Unexpected Paths: Examining the Life of Saint Anthony of Padua

St. Anthony, who lived from the years 1195 to 1231, was a Franciscan thaumaturgist famous for his erudition, oratory, works of charity, and miracles. A native of Portugal, for a time he was a cleric with the monastic order of St. Augustine. In his early twenties, hearing of the martyrdoms of followers of Francis of Assisi, and stirred to imitate their sacrifice for Christ, he joined the Friars Minor of St. Francis. Although Anthony lived a short life, he was noteworthy for his willingness to conform to the will of God; for combining the qualities of a scholar and a pastor; for his thought and charity; and for his many miracles.

In February of 2010, Pope Benedict XVI, in a General Audience, discussed at length the life and significance of Saint Anthony. The Pope, himself a superb scholar, recognized the same ability in Saint Anthony. And like Saint Anthony, Pope Benedict found in his life frequently the call of God to shape his course not to his own choosing, but to Another’s will.

Saint Anthony was so stirred by the martyrdom of five Franciscans at the hands of the Saracens that he, too, wished to offer his life to the Lord by martyrdom. But this was not God’s will. As Pope Benedict said, Anthony, having “set out for Morocco,” was stopped by illness, as “divine Providence [had] disposed otherwise.” (Pope Benedict, Feb 10, 2010, General Audience)

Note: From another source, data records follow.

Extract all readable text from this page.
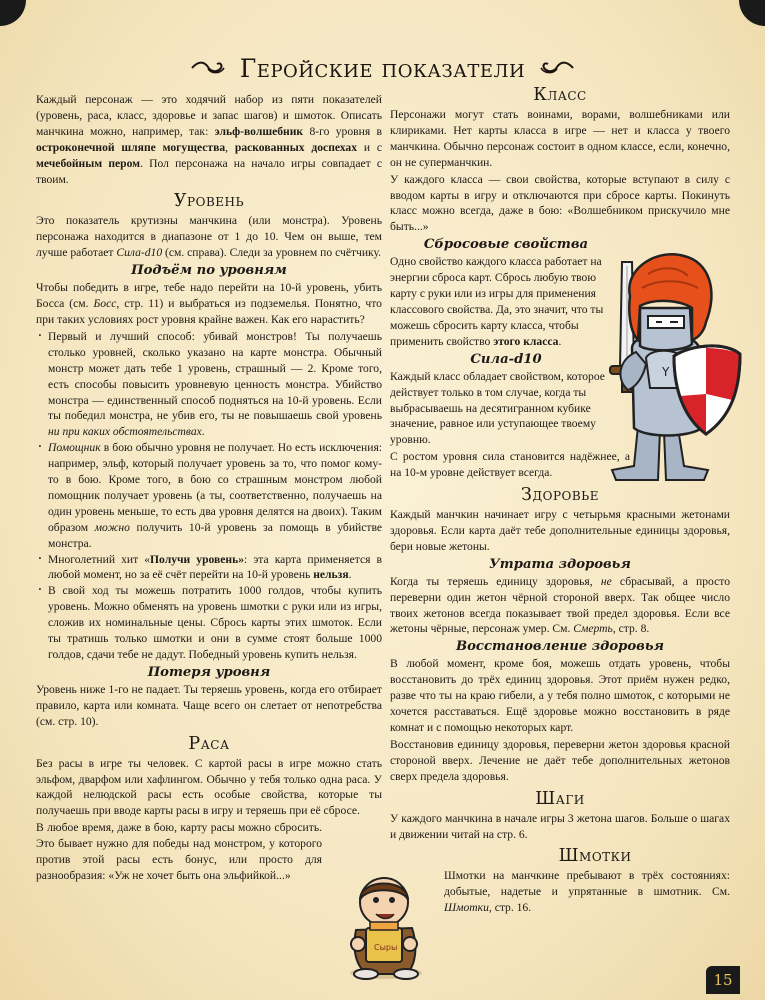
Геройские показатели

Каждый персонаж — это ходячий набор из пяти показателей (уровень, раса, класс, здоровье и запас шагов) и шмоток. Описать манчкина можно, например, так: эльф-волшебник 8-го уровня в остроконечной шляпе могущества, раскованных доспехах и с мечебойным пером. Пол персонажа на начало игры совпадает с твоим.

Уровень

Это показатель крутизны манчкина (или монстра). Уровень персонажа находится в диапазоне от 1 до 10. Чем он выше, тем лучше работает Сила-d10 (см. справа). Следи за уровнем по счётчику.

Подъём по уровням

Чтобы победить в игре, тебе надо перейти на 10-й уровень, убить Босса (см. Босс, стр. 11) и выбраться из подземелья. Понятно, что при таких условиях рост уровня крайне важен. Как его нарастить?

· Первый и лучший способ: убивай монстров! Ты получаешь столько уровней, сколько указано на карте монстра. Обычный монстр может дать тебе 1 уровень, страшный — 2. Кроме того, есть способы повысить уровневую ценность монстра. Убийство монстра — единственный способ подняться на 10-й уровень. Если ты победил монстра, не убив его, ты не повышаешь свой уровень ни при каких обстоятельствах.
· Помощник в бою обычно уровня не получает. Но есть исключения: например, эльф, который получает уровень за то, что помог кому-то в бою. Кроме того, в бою со страшным монстром любой помощник получает уровень (а ты, соответственно, получаешь на один уровень меньше, то есть два уровня делятся на двоих). Таким образом можно получить 10-й уровень за помощь в убийстве монстра.
· Многолетний хит «Получи уровень»: эта карта применяется в любой момент, но за её счёт перейти на 10-й уровень нельзя.
· В свой ход ты можешь потратить 1000 голдов, чтобы купить уровень. Можно обменять на уровень шмотки с руки или из игры, сложив их номинальные цены. Сбрось карты этих шмоток. Если ты тратишь только шмотки и они в сумме стоят больше 1000 голдов, сдачи тебе не дадут. Победный уровень купить нельзя.
Потеря уровня

Уровень ниже 1-го не падает. Ты теряешь уровень, когда его отбирает правило, карта или комната. Чаще всего он слетает от непотребства (см. стр. 10).

Раса

Без расы в игре ты человек. С картой расы в игре можно стать эльфом, дварфом или хафлингом. Обычно у тебя только одна раса. У каждой нелюдской расы есть особые свойства, которые ты получаешь при вводе карты расы в игру и теряешь при её сбросе.

В любое время, даже в бою, карту расы можно сбросить. Это бывает нужно для победы над монстром, у которого против этой расы есть бонус, или просто для разнообразия: «Уж не хочет быть она эльфийкой...»

Класс

Персонажи могут стать воинами, ворами, волшебниками или клириками. Нет карты класса в игре — нет и класса у твоего манчкина. Обычно персонаж состоит в одном классе, если, конечно, он не суперманчкин.

У каждого класса — свои свойства, которые вступают в силу с вводом карты в игру и отключаются при сбросе карты. Покинуть класс можно всегда, даже в бою: «Волшебником прискучило мне быть...»

Сбросовые свойства

Одно свойство каждого класса работает на энергии сброса карт. Сбрось любую твою карту с руки или из игры для применения классового свойства. Да, это значит, что ты можешь сбросить карту класса, чтобы применить свойство этого класса.

Сила-d10

Каждый класс обладает свойством, которое действует только в том случае, когда ты выбрасываешь на десятигранном кубике значение, равное или уступающее твоему уровню.

С ростом уровня сила становится надёжнее, а на 10-м уровне действует всегда.

Здоровье

Каждый манчкин начинает игру с четырьмя красными жетонами здоровья. Если карта даёт тебе дополнительные единицы здоровья, бери новые жетоны.

Утрата здоровья

Когда ты теряешь единицу здоровья, не сбрасывай, а просто переверни один жетон чёрной стороной вверх. Так общее число твоих жетонов всегда показывает твой предел здоровья. Если все жетоны чёрные, персонаж умер. См. Смерть, стр. 8.

Восстановление здоровья

В любой момент, кроме боя, можешь отдать уровень, чтобы восстановить до трёх единиц здоровья. Этот приём нужен редко, разве что ты на краю гибели, а у тебя полно шмоток, с которыми не хочется расставаться. Ещё здоровье можно восстановить в ряде комнат и с помощью некоторых карт.

Восстановив единицу здоровья, переверни жетон здоровья красной стороной вверх. Лечение не даёт тебе дополнительных жетонов сверх предела здоровья.

Шаги

У каждого манчкина в начале игры 3 жетона шагов. Больше о шагах и движении читай на стр. 6.

Шмотки

Шмотки на манчкине пребывают в трёх состояниях: добытые, надетые и упрятанные в шмотник. См. Шмотки, стр. 16.

Y
Сыры
15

Anthony ended up in Italy, where he attended a Franciscan meeting at Assisi. The same sense of humility and obscurity that had convinced him that his life should be a brief testament to Jesus Christ made him retire to a cell to live in isolation and solitude. But “the Lord called him to another mission,” in the words of Pope Benedict. (Pope Benedict, Feb 10, 2010, General Audience)

Asked to preach, his listeners were astonished by his rhetorical skill, his prodigious memory, and his sophisticated comprehension of the lessons of Scripture. Soon after, Francis sent Anthony a brief message: “To Brother Anthony, […] Francis sends his greetings. It is my pleasure that thou teach theology to the brethren, provided, however, that as the Rule prescribes, the spirit of prayer and devotion may not be extinguished.” (1224)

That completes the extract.